Similarly, a conversation for artistes to have their fair Shs70 billion, which the telecoms make from Caller Ring Back Tunes (CRBTs) has been restarted. Government on its part has been earning 50 per cent of this amount in taxes.

In the same way, other users of copyright-protected works such as public transport, hospitality, education, the public sector and professional entities are to be reached.

A new dispensation in the implementation of the copyright law is emerging. It has sucked in regulators such as Uganda Communication Commission (UCC) and Uganda Registration Services Bureau (URBS) to support societies such as Uganda Performing Right Society (UPRS), Uganda Reproduction Rights Organisation (URRO), and the Uganda Federation of Movie Industry (UFMI) to collect royalties from consumers of creative content.

This is so because most copyright-protected works have for long time been consumed for free, leading to financial losses to creators.

The Gulu meeting of artistes has also made it possible to put on the agenda, copyright law reform that seeks protection of Ugandan content in the digital space and introduction of a private copying levy (PCL). A PCL is a government-mandated scheme in which a special tax or levy is charged on purchase of recordable media.
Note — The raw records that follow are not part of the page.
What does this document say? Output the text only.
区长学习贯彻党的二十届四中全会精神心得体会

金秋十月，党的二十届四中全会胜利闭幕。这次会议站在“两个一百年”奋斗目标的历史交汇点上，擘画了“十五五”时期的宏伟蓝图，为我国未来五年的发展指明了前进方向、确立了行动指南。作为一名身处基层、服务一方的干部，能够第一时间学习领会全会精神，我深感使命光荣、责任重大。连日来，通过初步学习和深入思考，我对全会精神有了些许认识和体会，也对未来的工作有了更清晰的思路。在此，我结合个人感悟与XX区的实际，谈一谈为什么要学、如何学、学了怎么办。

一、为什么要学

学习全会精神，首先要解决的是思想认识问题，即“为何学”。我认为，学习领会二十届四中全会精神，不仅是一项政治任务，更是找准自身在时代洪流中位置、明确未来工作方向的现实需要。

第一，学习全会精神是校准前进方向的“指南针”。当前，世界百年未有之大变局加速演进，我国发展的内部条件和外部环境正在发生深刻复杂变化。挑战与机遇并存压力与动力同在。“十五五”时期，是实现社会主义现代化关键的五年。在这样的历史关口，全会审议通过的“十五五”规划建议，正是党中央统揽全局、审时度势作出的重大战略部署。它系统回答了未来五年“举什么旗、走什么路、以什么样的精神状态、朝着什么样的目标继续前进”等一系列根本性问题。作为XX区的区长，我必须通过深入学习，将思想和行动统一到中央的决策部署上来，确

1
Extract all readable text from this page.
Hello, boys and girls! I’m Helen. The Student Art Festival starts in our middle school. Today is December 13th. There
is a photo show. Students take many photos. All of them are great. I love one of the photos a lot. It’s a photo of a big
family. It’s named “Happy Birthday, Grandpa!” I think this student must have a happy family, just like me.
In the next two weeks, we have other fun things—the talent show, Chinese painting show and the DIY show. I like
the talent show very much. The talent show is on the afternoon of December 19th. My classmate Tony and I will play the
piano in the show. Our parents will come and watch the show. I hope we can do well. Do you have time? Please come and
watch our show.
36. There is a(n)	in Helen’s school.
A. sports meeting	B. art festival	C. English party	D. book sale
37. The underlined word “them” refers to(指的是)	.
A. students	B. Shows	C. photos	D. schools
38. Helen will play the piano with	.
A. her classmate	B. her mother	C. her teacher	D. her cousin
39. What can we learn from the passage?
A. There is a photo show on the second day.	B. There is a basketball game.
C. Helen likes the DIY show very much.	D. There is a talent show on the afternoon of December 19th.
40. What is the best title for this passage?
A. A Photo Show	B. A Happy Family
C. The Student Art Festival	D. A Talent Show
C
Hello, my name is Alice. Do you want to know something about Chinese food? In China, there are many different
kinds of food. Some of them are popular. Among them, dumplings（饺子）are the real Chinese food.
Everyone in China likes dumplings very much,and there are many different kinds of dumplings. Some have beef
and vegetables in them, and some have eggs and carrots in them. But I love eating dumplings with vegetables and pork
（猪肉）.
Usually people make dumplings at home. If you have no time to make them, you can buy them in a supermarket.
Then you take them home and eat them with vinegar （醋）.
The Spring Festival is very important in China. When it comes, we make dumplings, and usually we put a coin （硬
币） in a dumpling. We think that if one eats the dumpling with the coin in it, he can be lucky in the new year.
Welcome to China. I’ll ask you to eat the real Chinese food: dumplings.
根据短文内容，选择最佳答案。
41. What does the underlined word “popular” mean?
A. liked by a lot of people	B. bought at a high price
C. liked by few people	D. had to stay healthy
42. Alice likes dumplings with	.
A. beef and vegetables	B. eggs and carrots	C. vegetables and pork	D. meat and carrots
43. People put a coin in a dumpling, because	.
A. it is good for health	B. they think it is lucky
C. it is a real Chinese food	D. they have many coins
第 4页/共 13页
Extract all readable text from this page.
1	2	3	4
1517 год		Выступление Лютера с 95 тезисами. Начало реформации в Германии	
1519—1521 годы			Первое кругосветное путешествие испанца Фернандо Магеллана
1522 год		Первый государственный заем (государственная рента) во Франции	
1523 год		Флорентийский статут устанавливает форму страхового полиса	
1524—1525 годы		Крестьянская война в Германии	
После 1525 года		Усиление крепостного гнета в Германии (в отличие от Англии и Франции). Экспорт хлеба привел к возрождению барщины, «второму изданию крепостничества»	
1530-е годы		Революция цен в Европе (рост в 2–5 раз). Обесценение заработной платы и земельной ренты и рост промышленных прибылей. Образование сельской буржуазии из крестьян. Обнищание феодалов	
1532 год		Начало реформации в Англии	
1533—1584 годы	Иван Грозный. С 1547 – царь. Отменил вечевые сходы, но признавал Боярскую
In Uganda, the PCL on gadgets is estimated to result in the collection of an estimated Shs68 billion in royalties.

A lot of work remains to be done to build a strong creative industry that was employing 386,000 Ugandans by 2014.
The events in Gulu have, therefore, laid a firm foundation for strengthening the regulation of the industry; providing Covid-19 financial relief to enable recovery of artistes’ SMEs and; improving budgets towards culture infrastructure, including theatres, cinemas, public libraries, galleries, museums, and art markets.

Finally, the verdict is out that the events in Gulu City continue to inspire positive changes. The country’s artistes have been availed the perfect platform to advance key concerns to government and it is expected that a well-coordinated culture and creative industry will emerge to be a major driver of economic development both for now and in the future. 

*Written by Charles Batambuze 

The Writer is vice chairperson of the National Culture Forum (NCF) 
& executive director, Uganda Reproduction Rights Organisation (URRO).